When people think about construction, they see concrete, steel, schedules, and budgets. What they do not always see are the people whose lives are positively impacted by the work. The Operator and their family waiting to open their doors. The team members starting their first job. The community waiting to be served for years to come.
Respect for People is one of the most talked about principles in Lean Construction. It is also one of the most misunderstood. It is not a value posted on a wall or a line item in a kickoff meeting. It is the operating standard behind every business decision, every partner engagement, and every pull plan promise you make on a project.

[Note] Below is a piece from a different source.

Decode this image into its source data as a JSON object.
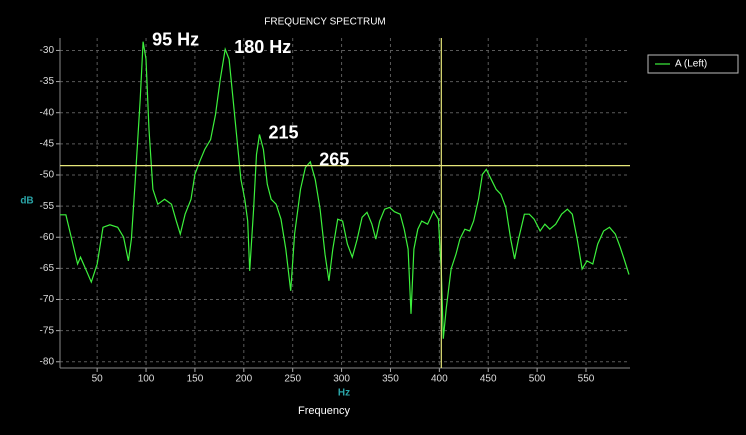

In this session, Jeff Shaw of Chick-fil-A joins the St. Louis LCI Community of Practice to share how Respect for People drives the way Chick-fil-A does business, collaborates with partners, and executes from the ground up. Jeff brings a rare combination of Lean expertise and real project experience, including the story of a Bridgewater, NJ Chick-fil-A that opened one month ahead of schedule because a team refused to let adversity be the answer. From a circus tent erected over a concrete slab in sub-zero temperatures to a personal letter written to a utility company communicating what was really at stake, this session is built on the kind of stories that make Lean principles impossible to forget.
Jeff will walk through the philosophy, the execution mechanisms, and the leadership practices that connect cost, quality, and schedule to the people doing the work, and share what it looks like when a team stays committed to those principles when it actually costs them something.